Yazı yazarken beynin motor korteksi, prefrontal korteksi ve hipokampus gibi birçok alanının birlikte çalıştığını kaydeden Türkkol, “Bu süreç, beynimiz için adeta egzersizdir ancak yazma pratiğinin azalması, bu alanların koordinasyonunu sınırlandırıyor ve özellikle çocuklarda ince motor becerilerinin tam gelişememesine yol açabiliyor.” dedi.

El yazısının öğrenme ve hafıza üzerinde olumlu etkileri olduğunu vurgulayan Türkkol, klavye kullanımının hız sağladığını ancak öğrenmeyi daha yüzeysel hale getirdiğini ifade etti.

Türkkol, “Dijital yazma, el yazısının sağladığı bilişsel faydaları tam olarak sağlayamıyor çünkü el yazısında beynimiz harfleri, kelimeleri fiziksel olarak oluşturur ve anlamlandırırken yoğun bilişsel çaba da sarf ediyoruz aslında. Bu da öğrenme ve hafızayı güçlendiriyor.” şeklinde konuştu.

El yazısının konuşma diline de etkisi olduğunu belirten Türkkol, “El yazısı yazarken düşüncelerimizi düzenler, kelimeleri daha bilinçli seçeriz ve bu süreç konuşma dilimize de yansır. Ancak el yazısı pratiğinin azalması, ifade becerilerinin yüzeyselleşmesine ve düşüncelerin daha karmaşık hale gelmesine yol açabilir.” ifadelerini kullandı.
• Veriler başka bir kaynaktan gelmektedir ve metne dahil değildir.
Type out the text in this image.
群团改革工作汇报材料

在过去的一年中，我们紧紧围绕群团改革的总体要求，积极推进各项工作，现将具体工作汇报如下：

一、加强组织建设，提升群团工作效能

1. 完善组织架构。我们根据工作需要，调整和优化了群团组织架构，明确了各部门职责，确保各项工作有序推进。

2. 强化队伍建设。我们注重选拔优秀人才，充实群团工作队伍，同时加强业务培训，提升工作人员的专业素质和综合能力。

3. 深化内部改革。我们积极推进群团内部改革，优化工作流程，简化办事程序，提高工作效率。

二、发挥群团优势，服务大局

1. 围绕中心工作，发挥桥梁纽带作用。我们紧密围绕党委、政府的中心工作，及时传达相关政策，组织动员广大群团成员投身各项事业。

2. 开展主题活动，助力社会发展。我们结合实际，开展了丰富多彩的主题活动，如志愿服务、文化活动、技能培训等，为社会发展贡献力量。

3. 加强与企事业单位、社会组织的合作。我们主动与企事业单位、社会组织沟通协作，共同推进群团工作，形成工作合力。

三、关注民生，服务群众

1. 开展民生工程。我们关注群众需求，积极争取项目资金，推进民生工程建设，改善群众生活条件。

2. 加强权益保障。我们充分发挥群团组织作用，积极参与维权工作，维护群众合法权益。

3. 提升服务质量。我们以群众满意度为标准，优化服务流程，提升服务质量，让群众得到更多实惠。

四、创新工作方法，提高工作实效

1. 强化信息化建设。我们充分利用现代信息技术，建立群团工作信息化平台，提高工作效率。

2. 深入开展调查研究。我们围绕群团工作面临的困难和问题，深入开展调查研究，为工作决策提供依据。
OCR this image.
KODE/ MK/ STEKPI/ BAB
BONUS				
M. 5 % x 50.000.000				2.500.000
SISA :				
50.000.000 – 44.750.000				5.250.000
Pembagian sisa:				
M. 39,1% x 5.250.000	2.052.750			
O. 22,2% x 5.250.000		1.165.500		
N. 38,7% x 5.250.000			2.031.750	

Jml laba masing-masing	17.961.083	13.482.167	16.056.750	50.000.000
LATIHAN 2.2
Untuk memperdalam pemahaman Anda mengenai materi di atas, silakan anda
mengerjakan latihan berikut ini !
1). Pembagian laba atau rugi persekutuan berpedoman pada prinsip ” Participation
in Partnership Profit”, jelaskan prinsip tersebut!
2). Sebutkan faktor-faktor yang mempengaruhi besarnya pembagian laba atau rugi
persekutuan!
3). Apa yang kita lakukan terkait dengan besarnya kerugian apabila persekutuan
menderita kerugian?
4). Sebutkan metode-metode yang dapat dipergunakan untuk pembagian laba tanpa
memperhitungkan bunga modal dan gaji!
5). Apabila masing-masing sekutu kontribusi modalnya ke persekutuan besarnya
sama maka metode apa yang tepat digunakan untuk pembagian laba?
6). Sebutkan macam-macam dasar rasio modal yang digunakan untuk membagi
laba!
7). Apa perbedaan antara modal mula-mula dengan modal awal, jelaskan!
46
Günlük hayatta el yazısını teşvik edecek küçük alışkanlıklar edinmenin önemine işaret eden Türkkol, şunları kaydetti:

“Yazı, sadece iletişim aracı değil, öğrenme, hafıza ve düşünme becerilerini geliştiren önemli süreçtir. Teknoloji, büyük kolaylıklar sağlasa da el yazısını tamamen bırakmak, nörolojik ve dilsel süreçlerin zayıflamasına yol açabilir. Günlük tutmak, not almak gibi alışkanlıklarla el yazısını aktif tutmak önemli. Özellikle teknoloji çağında gelişen çocuklar için el yazısının önemini onlara anlatmak ve bu beceriyi geliştirmelerini teşvik etmek önemli nokta. El yazısı yalnızca bir araç değil, aynı zamanda beynimizi, dilimizi ve düşünme becerilerimizi geliştiren süreçtir.”